In Zeiten der Krise besinnen sich immer mehr Griechen auf Selbstorganisation. Besuch eines besetzten Strandabschnitts im Süden von Athen.

»Ehemaliger Campingplatz von Voula, Eintritt frei und umsonst«, steht auf einem Schild am Eingangstor zu einem großen verwilderten Gelände südlich von Athen, das bis zum Meer reicht. Seit 2004 der Campingplatz geschlossen hatte, blieb das Areal ungenutzt - bis am 10. Juni Aktivisten der Bürgerinitiative »Alternative Aktion«, unterstützt durch den Gemeinderat, das Schloss am Eingang knackten und das Gelände kurzerhand besetzten.

Recht auf Lebensqualität

»Die Arbeit für den Betrieb des ehemaligen Campingplatzes wird freiwillig geleistet werden und die Aktivitäten auf dem Gelände werden in Zusammenarbeit mit dem Gemeinderat stattfinden«, beschlossen die Besetzer auf ihrer ersten Vollversammlung drei Tage später.

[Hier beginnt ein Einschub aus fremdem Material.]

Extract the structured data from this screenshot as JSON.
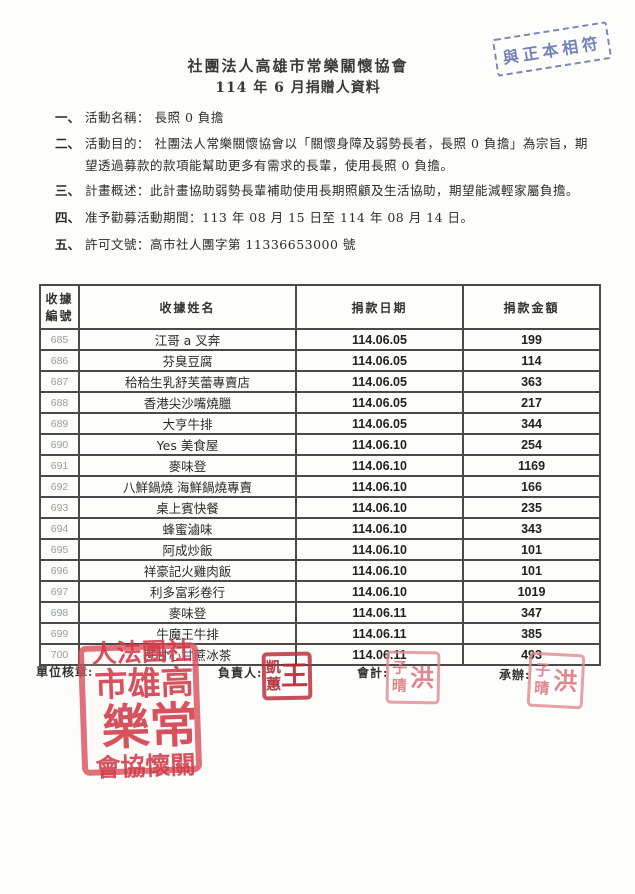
{
  "document": {
    "org_title": "社團法人高雄市常樂關懷協會",
    "doc_title": "114 年 6 月捐贈人資料",
    "verification_stamp": "與正本相符"
  },
  "items": [
    {
      "num": "一、",
      "text": "活動名稱： 長照 0 負擔"
    },
    {
      "num": "二、",
      "text": "活動目的： 社團法人常樂關懷協會以「關懷身障及弱勢長者，長照 0 負擔」為宗旨，期望透過募款的款項能幫助更多有需求的長輩，使用長照 0 負擔。"
    },
    {
      "num": "三、",
      "text": "計畫概述：此計畫協助弱勢長輩補助使用長期照顧及生活協助，期望能減輕家屬負擔。"
    },
    {
      "num": "四、",
      "text": "准予勸募活動期間：113 年 08 月 15 日至 114 年 08 月 14 日。"
    },
    {
      "num": "五、",
      "text": "許可文號：高市社人團字第 11336653000 號"
    }
  ],
  "table": {
    "header": {
      "receipt_no_line1": "收據",
      "receipt_no_line2": "編號",
      "receipt_name": "收據姓名",
      "donation_date": "捐款日期",
      "donation_amount": "捐款金額"
    },
    "rows": [
      [
        "685",
        "江哥 a 叉奔",
        "114.06.05",
        "199"
      ],
      [
        "686",
        "芬臭豆腐",
        "114.06.05",
        "114"
      ],
      [
        "687",
        "秴秴生乳舒芙蕾專賣店",
        "114.06.05",
        "363"
      ],
      [
        "688",
        "香港尖沙嘴燒臘",
        "114.06.05",
        "217"
      ],
      [
        "689",
        "大亨牛排",
        "114.06.05",
        "344"
      ],
      [
        "690",
        "Yes 美食屋",
        "114.06.10",
        "254"
      ],
      [
        "691",
        "麥味登",
        "114.06.10",
        "1169"
      ],
      [
        "692",
        "八鮮鍋燒 海鮮鍋燒專賣",
        "114.06.10",
        "166"
      ],
      [
        "693",
        "桌上賓快餐",
        "114.06.10",
        "235"
      ],
      [
        "694",
        "蜂蜜滷味",
        "114.06.10",
        "343"
      ],
      [
        "695",
        "阿成炒飯",
        "114.06.10",
        "101"
      ],
      [
        "696",
        "祥豪記火雞肉飯",
        "114.06.10",
        "101"
      ],
      [
        "697",
        "利多富彩卷行",
        "114.06.10",
        "1019"
      ],
      [
        "698",
        "麥味登",
        "114.06.11",
        "347"
      ],
      [
        "699",
        "牛魔王牛排",
        "114.06.11",
        "385"
      ],
      [
        "700",
        "蔗甘心甘蔗冰茶",
        "114.06.11",
        "493"
      ]
    ]
  },
  "footer": {
    "unit_seal_label": "單位核章:",
    "org_stamp_columns": [
      "社團法人",
      "高雄市",
      "常樂",
      "關懷協會"
    ],
    "responsible": {
      "label": "負責人:",
      "stamp_main": "王",
      "stamp_side_top": "凱",
      "stamp_side_bottom": "蕙"
    },
    "accountant": {
      "label": "會計:",
      "stamp_main": "洪",
      "stamp_side_top": "子",
      "stamp_side_bottom": "晴"
    },
    "handler": {
      "label": "承辦:",
      "stamp_main": "洪",
      "stamp_side_top": "子",
      "stamp_side_bottom": "晴"
    }
  },
  "colors": {
    "stamp_red": "#d74a56",
    "stamp_dark_red": "#b9323e",
    "stamp_pink": "#e28892",
    "stamp_blue": "#5c6cae",
    "table_border": "#4a4a4a"
  }
}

Seither kümmern sich das »Netzwerk für den Schutz des saronischen Golfs«, die »Alternative Aktion«, das »Netzwerk für Solidarität« und die »Freiwilligen« um eine Nutzung von Strand und Land, die vor allem den Anwohnern der Großgemeinde aus den südlichen Athener Vororten Voula, Vari und Vouliagmeni zu Gute kommen soll.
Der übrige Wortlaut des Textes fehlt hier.